ICE ERO Report. Which brings me to the still-missing ICE ERO Report for FY 2021. Feere notes that the report that ICE has released is a poor substitute because it “is a narrative-driven document that includes only a handful of enforcement-related statistics, all of which are intentionally written in a manner that is difficult to analyze and compare to previous years.”

He explains:

The still-unreleased report includes numerous tables and charts, year-over-year and monthly comparisons, and important numerical data — from detainers issued to criminality of aliens arrested to the number of arrests made in the interior of the United States compared to custody-transfer arrests from Border Patrol apprehensions — and would allow for a complete picture of the impact of the Biden administration’s controversial immigration enforcement policies.

Why the ICE ERO Report Is Important. Tellingly, Feere states: “In fact, the administration’s decision to keep this data hidden might be part of a plan to keep the courts in the dark.” Which brings me back to the Texas courts.

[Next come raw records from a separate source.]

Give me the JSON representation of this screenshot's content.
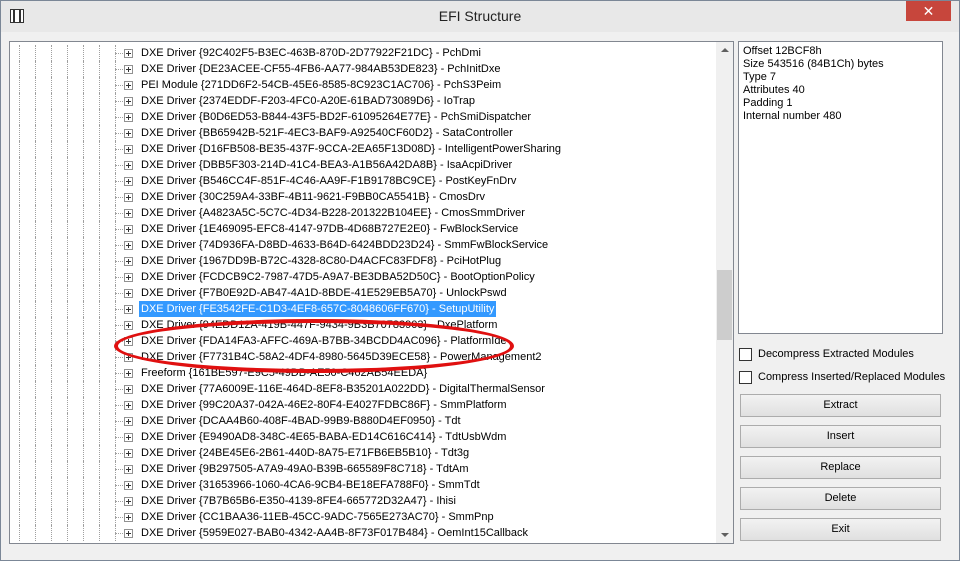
{
  "window": {
    "title": "EFI Structure",
    "close_label": "✕"
  },
  "tree": {
    "selected_index": 17,
    "items": [
      {
        "text": "DXE Driver {92C402F5-B3EC-463B-870D-2D77922F21DC} - PchDmi"
      },
      {
        "text": "DXE Driver {DE23ACEE-CF55-4FB6-AA77-984AB53DE823} - PchInitDxe"
      },
      {
        "text": "PEI Module {271DD6F2-54CB-45E6-8585-8C923C1AC706} - PchS3Peim"
      },
      {
        "text": "DXE Driver {2374EDDF-F203-4FC0-A20E-61BAD73089D6} - IoTrap"
      },
      {
        "text": "DXE Driver {B0D6ED53-B844-43F5-BD2F-61095264E77E} - PchSmiDispatcher"
      },
      {
        "text": "DXE Driver {BB65942B-521F-4EC3-BAF9-A92540CF60D2} - SataController"
      },
      {
        "text": "DXE Driver {D16FB508-BE35-437F-9CCA-2EA65F13D08D} - IntelligentPowerSharing"
      },
      {
        "text": "DXE Driver {DBB5F303-214D-41C4-BEA3-A1B56A42DA8B} - IsaAcpiDriver"
      },
      {
        "text": "DXE Driver {B546CC4F-851F-4C46-AA9F-F1B9178BC9CE} - PostKeyFnDrv"
      },
      {
        "text": "DXE Driver {30C259A4-33BF-4B11-9621-F9BB0CA5541B} - CmosDrv"
      },
      {
        "text": "DXE Driver {A4823A5C-5C7C-4D34-B228-201322B104EE} - CmosSmmDriver"
      },
      {
        "text": "DXE Driver {1E469095-EFC8-4147-97DB-4D68B727E2E0} - FwBlockService"
      },
      {
        "text": "DXE Driver {74D936FA-D8BD-4633-B64D-6424BDD23D24} - SmmFwBlockService"
      },
      {
        "text": "DXE Driver {1967DD9B-B72C-4328-8C80-D4ACFC83FDF8} - PciHotPlug"
      },
      {
        "text": "DXE Driver {FCDCB9C2-7987-47D5-A9A7-BE3DBA52D50C} - BootOptionPolicy"
      },
      {
        "text": "DXE Driver {F7B0E92D-AB47-4A1D-8BDE-41E529EB5A70} - UnlockPswd"
      },
      {
        "text": "DXE Driver {FE3542FE-C1D3-4EF8-657C-8048606FF670} - SetupUtility"
      },
      {
        "text": "DXE Driver {94EDD12A-419B-447F-9434-9B3B70783903} - DxePlatform"
      },
      {
        "text": "DXE Driver {FDA14FA3-AFFC-469A-B7BB-34BCDD4AC096} - PlatformIde"
      },
      {
        "text": "DXE Driver {F7731B4C-58A2-4DF4-8980-5645D39ECE58} - PowerManagement2"
      },
      {
        "text": "Freeform {161BE597-E9C5-49DB-AE50-C462AB54EEDA}"
      },
      {
        "text": "DXE Driver {77A6009E-116E-464D-8EF8-B35201A022DD} - DigitalThermalSensor"
      },
      {
        "text": "DXE Driver {99C20A37-042A-46E2-80F4-E4027FDBC86F} - SmmPlatform"
      },
      {
        "text": "DXE Driver {DCAA4B60-408F-4BAD-99B9-B880D4EF0950} - Tdt"
      },
      {
        "text": "DXE Driver {E9490AD8-348C-4E65-BABA-ED14C616C414} - TdtUsbWdm"
      },
      {
        "text": "DXE Driver {24BE45E6-2B61-440D-8A75-E71FB6EB5B10} - Tdt3g"
      },
      {
        "text": "DXE Driver {9B297505-A7A9-49A0-B39B-665589F8C718} - TdtAm"
      },
      {
        "text": "DXE Driver {31653966-1060-4CA6-9CB4-BE18EFA788F0} - SmmTdt"
      },
      {
        "text": "DXE Driver {7B7B65B6-E350-4139-8FE4-665772D32A47} - Ihisi"
      },
      {
        "text": "DXE Driver {CC1BAA36-11EB-45CC-9ADC-7565E273AC70} - SmmPnp"
      },
      {
        "text": "DXE Driver {5959E027-BAB0-4342-AA4B-8F73F017B484} - OemInt15Callback"
      }
    ]
  },
  "info": {
    "lines": [
      "Offset 12BCF8h",
      "Size 543516 (84B1Ch) bytes",
      "Type 7",
      "Attributes 40",
      "Padding 1",
      "Internal number 480"
    ]
  },
  "options": {
    "decompress_label": "Decompress Extracted Modules",
    "compress_label": "Compress Inserted/Replaced Modules"
  },
  "buttons": {
    "extract": "Extract",
    "insert": "Insert",
    "replace": "Replace",
    "delete": "Delete",
    "exit": "Exit"
  },
  "colors": {
    "selection": "#3399ff",
    "annotation": "#e01010",
    "close_button": "#c7463c"
  }
}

One of the cases they are handling is Texas v. U.S. The case was brought by the states of Texas and Louisiana against DHS to block restrictions the Biden administration had placed on ICE enforcement of the immigration laws in the interior of the United States. That case was initially considered by Judge Drew Tipton of the U.S. District Court for the Southern District of Texas.

At issue are two specific provisions in the INA, one of which requires ICE to take certain criminal aliens into custody as soon as they are released from confinement, while the other mandates that ICE arrest and detain all aliens ordered removed on criminal grounds until they are physically removed.

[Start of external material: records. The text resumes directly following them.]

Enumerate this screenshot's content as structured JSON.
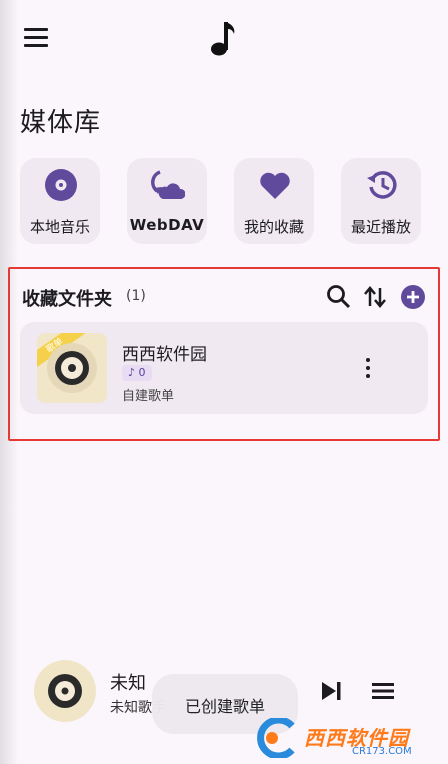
{
  "header": {
    "menu_icon": "menu-icon",
    "logo_icon": "music-note-icon"
  },
  "library": {
    "title": "媒体库",
    "quick_actions": [
      {
        "label": "本地音乐",
        "icon": "vinyl-disc-icon"
      },
      {
        "label": "WebDAV",
        "icon": "cloud-sync-icon"
      },
      {
        "label": "我的收藏",
        "icon": "heart-icon"
      },
      {
        "label": "最近播放",
        "icon": "history-icon"
      }
    ]
  },
  "favorites": {
    "title": "收藏文件夹",
    "count": "(1)",
    "tools": [
      "search-icon",
      "sort-icon",
      "add-icon"
    ],
    "items": [
      {
        "title": "西西软件园",
        "track_count": "♪ 0",
        "subtitle": "自建歌单",
        "cover_tag": "歌单"
      }
    ]
  },
  "player": {
    "title": "未知",
    "artist": "未知歌手",
    "toast": "已创建歌单"
  },
  "watermark": {
    "brand": "西西软件园",
    "site": "CR173.COM"
  },
  "colors": {
    "accent": "#5f4a9c",
    "background": "#fbf6fb",
    "card": "#f0e9f2",
    "highlight_frame": "#e53935"
  }
}
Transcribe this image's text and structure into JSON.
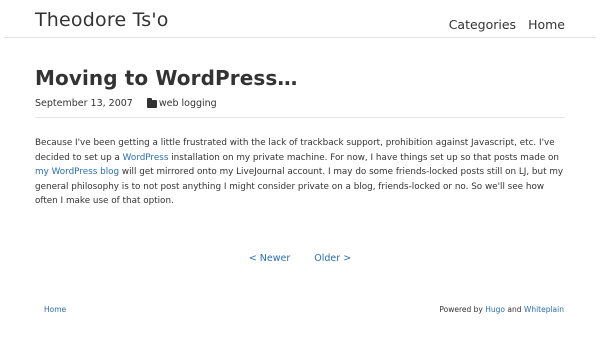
{
  "header": {
    "site_title": "Theodore Ts'o",
    "nav": [
      {
        "label": "Categories"
      },
      {
        "label": "Home"
      }
    ]
  },
  "post": {
    "title": "Moving to WordPress…",
    "date": "September 13, 2007",
    "category": "web logging",
    "category_icon": "folder-icon",
    "body": {
      "t1": "Because I've been getting a little frustrated with the lack of trackback support, prohibition against Javascript, etc. I've decided to set up a ",
      "link1": "WordPress",
      "t2": " installation on my private machine. For now, I have things set up so that posts made on ",
      "link2": "my WordPress blog",
      "t3": " will get mirrored onto my LiveJournal account. I may do some friends-locked posts still on LJ, but my general philosophy is to not post anything I might consider private on a blog, friends-locked or no. So we'll see how often I make use of that option."
    }
  },
  "pager": {
    "newer": "< Newer",
    "older": "Older >"
  },
  "footer": {
    "home": "Home",
    "powered_prefix": "Powered by ",
    "hugo": "Hugo",
    "and": " and ",
    "theme": "Whiteplain"
  },
  "colors": {
    "link": "#2a6fb5",
    "text": "#333333",
    "rule": "#e3e3e3"
  }
}
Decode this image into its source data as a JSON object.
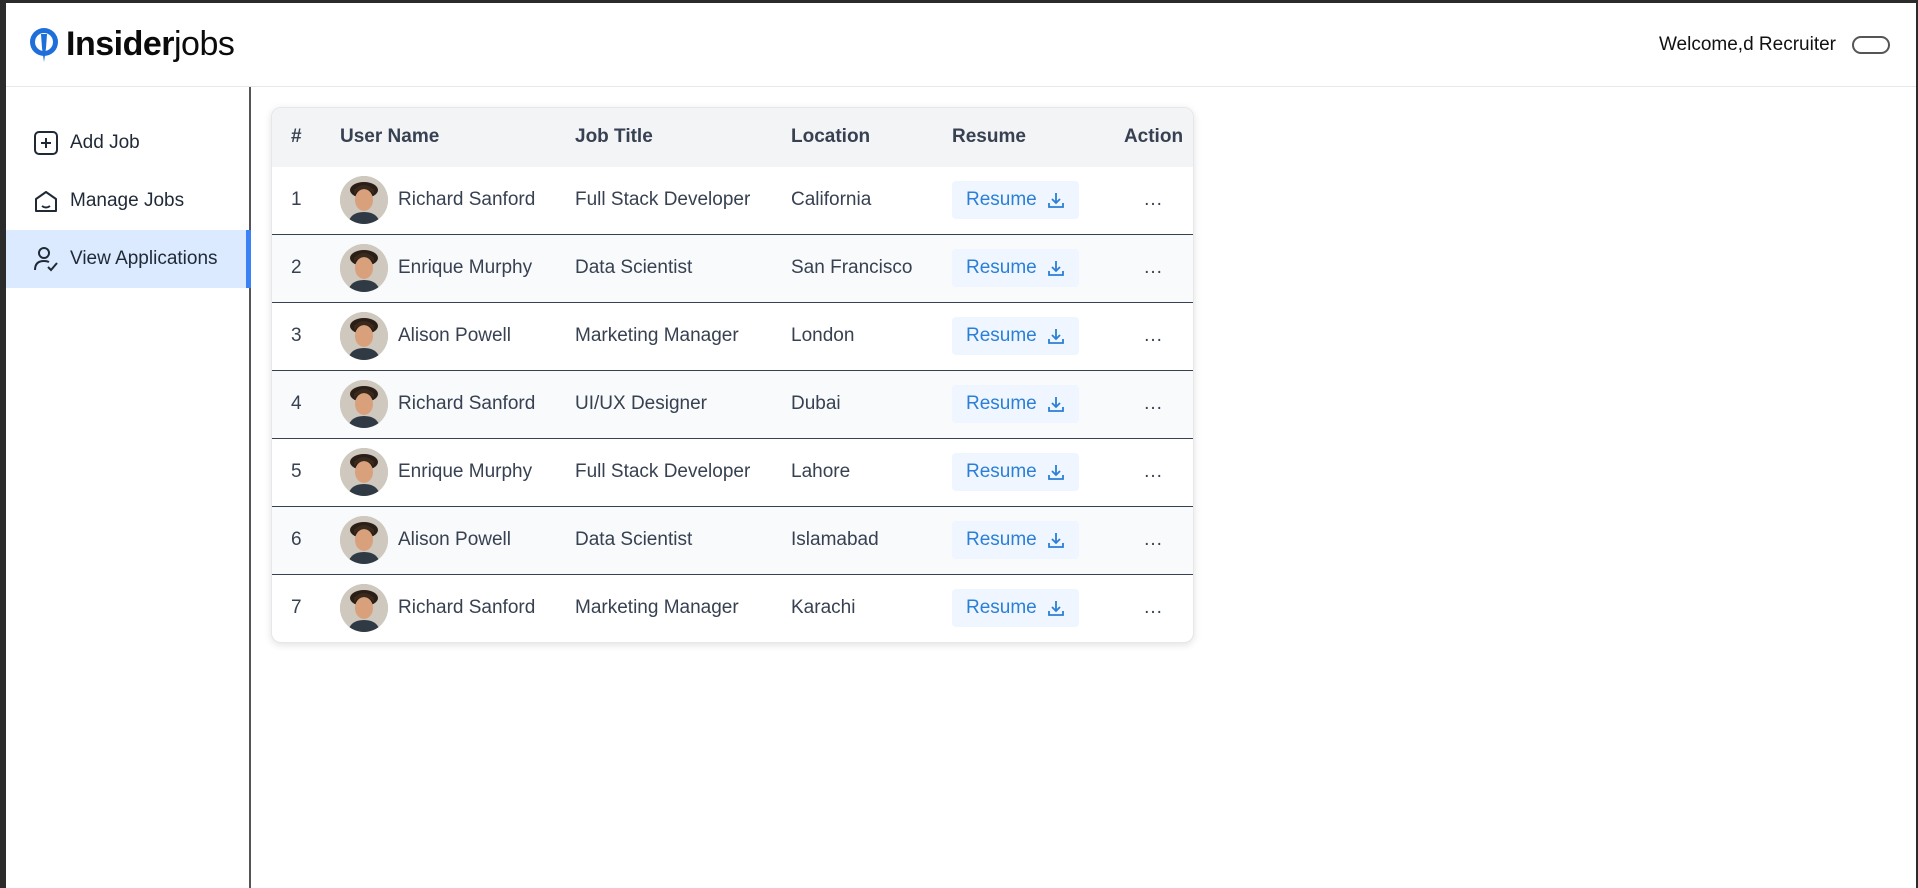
{
  "header": {
    "brand_bold": "Insider",
    "brand_light": "jobs",
    "welcome": "Welcome,d Recruiter"
  },
  "sidebar": {
    "items": [
      {
        "label": "Add Job",
        "icon": "add-square-icon"
      },
      {
        "label": "Manage Jobs",
        "icon": "home-icon"
      },
      {
        "label": "View Applications",
        "icon": "person-check-icon",
        "active": true
      }
    ]
  },
  "table": {
    "headers": [
      "#",
      "User Name",
      "Job Title",
      "Location",
      "Resume",
      "Action"
    ],
    "rows": [
      {
        "num": "1",
        "name": "Richard Sanford",
        "job": "Full Stack Developer",
        "location": "California",
        "resume": "Resume",
        "action": "..."
      },
      {
        "num": "2",
        "name": "Enrique Murphy",
        "job": "Data Scientist",
        "location": "San Francisco",
        "resume": "Resume",
        "action": "..."
      },
      {
        "num": "3",
        "name": "Alison Powell",
        "job": "Marketing Manager",
        "location": "London",
        "resume": "Resume",
        "action": "..."
      },
      {
        "num": "4",
        "name": "Richard Sanford",
        "job": "UI/UX Designer",
        "location": "Dubai",
        "resume": "Resume",
        "action": "..."
      },
      {
        "num": "5",
        "name": "Enrique Murphy",
        "job": "Full Stack Developer",
        "location": "Lahore",
        "resume": "Resume",
        "action": "..."
      },
      {
        "num": "6",
        "name": "Alison Powell",
        "job": "Data Scientist",
        "location": "Islamabad",
        "resume": "Resume",
        "action": "..."
      },
      {
        "num": "7",
        "name": "Richard Sanford",
        "job": "Marketing Manager",
        "location": "Karachi",
        "resume": "Resume",
        "action": "..."
      }
    ]
  },
  "colors": {
    "accent": "#3b82f6",
    "active_bg": "#dbeafe",
    "resume_text": "#2b7fd6",
    "resume_bg": "#eff6ff"
  }
}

The DHS restrictions that were in place at the time that matter was initially heard limited (and in certain instances blocked) the ability of ICE officers to comply with these statutory mandates. Accordingly, Judge Tipton enjoined those restrictions.

A three-judge panel of the Fifth Circuit (two Obama appointees and one George W. Bush appointee) limited that injunction, but then the full Fifth Circuit (made up of 12 judges appointed by Republican presidents — including six placed by Trump — and five Democratic appointees) vacated the panel’s order and agreed to hear the case en banc (with all 17 judges participating).

Texas and Louisiana agreed to the government’s request to have the whole matter sent back to Judge Tipton after DHS Secretary Alejandro Mayorkas issued his own (slightly less stringent) ICE enforcement guidelines, and there it sits today.

Needless to say, the Biden administration contends that its approach to immigration enforcement is much more effective than Trump’s, but is it really? As Feere explains, we are only hearing part of the story — the part the president wants us to hear. In the interest of transparency, and to guide the judgments of the courts and the American people, it is time for ICE to release its ERO Report for FY 2021.